Functional magnetic resonance imaging (fMRI) neurofeedback targeting areas such as the amygdala or insula for depression or anxiety symptoms leads to significant improvements [1]. However, there are barriers to widespread access to fMRI neurofeedback, including the necessary infrastructure and high costs of MRI data acquisition. Accordingly, recent studies have proposed neurofeedback protocols based on scalp-read signatures of deep brain activity, also known as fingerprinting neurofeedback (FP-NF) [2]. FP-NF could allow for more widely accessible or even mobile protocols. As it depends on less expensive and potentially more widely available electroencephalography or functional near-infrared spectroscopy, it provides more democratic access to this technology “in the wild”.

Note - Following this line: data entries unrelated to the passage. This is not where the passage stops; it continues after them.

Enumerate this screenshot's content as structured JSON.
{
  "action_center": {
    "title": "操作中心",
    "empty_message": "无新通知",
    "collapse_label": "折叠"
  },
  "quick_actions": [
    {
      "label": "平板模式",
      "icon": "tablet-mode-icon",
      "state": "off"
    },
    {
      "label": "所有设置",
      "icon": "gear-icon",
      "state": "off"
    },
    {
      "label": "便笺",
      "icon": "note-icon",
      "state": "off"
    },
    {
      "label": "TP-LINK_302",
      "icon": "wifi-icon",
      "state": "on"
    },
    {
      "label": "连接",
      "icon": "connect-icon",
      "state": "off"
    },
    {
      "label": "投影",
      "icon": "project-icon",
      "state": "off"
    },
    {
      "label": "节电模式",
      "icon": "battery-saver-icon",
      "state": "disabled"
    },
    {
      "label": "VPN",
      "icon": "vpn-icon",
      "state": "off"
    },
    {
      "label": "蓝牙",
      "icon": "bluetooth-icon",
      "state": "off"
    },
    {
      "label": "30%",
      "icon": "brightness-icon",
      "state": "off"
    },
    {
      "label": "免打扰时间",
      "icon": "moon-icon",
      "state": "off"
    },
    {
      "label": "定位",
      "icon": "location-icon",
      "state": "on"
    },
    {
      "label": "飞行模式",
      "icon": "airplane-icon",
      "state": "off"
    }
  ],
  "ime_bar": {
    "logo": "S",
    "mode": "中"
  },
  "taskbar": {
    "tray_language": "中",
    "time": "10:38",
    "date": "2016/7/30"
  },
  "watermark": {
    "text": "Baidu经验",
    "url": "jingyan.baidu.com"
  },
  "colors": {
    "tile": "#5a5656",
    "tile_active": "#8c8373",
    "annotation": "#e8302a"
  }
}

FP-NF patterns likely result from signal transmission from the neurofeedback target to structurally connected surface regions. Therefore, delineating the anatomical connections to and from the neurofeedback targets can provide insights into identifying accessible targets. To date, tract-tracing experiments in non-human primates (NHP) are considered the gold-standard method for mapping anatomic connections and pathways. This approach has higher resolution and reliability than in vivo structural imaging methods such as diffusion MRI (dMRI); dMRI has several limitations in its ability to accurately reproduce tracts (e.g., those arising from crossing, branching, and turning fibers), which are evident when directly comparing the connections mapped using tracing methods and dMRI in the same NHP brain [3]. Importantly, connectomes from NHP tract tracing data have moderate to strong correlations with those computed using fMRI functional connectivity within and across species [4].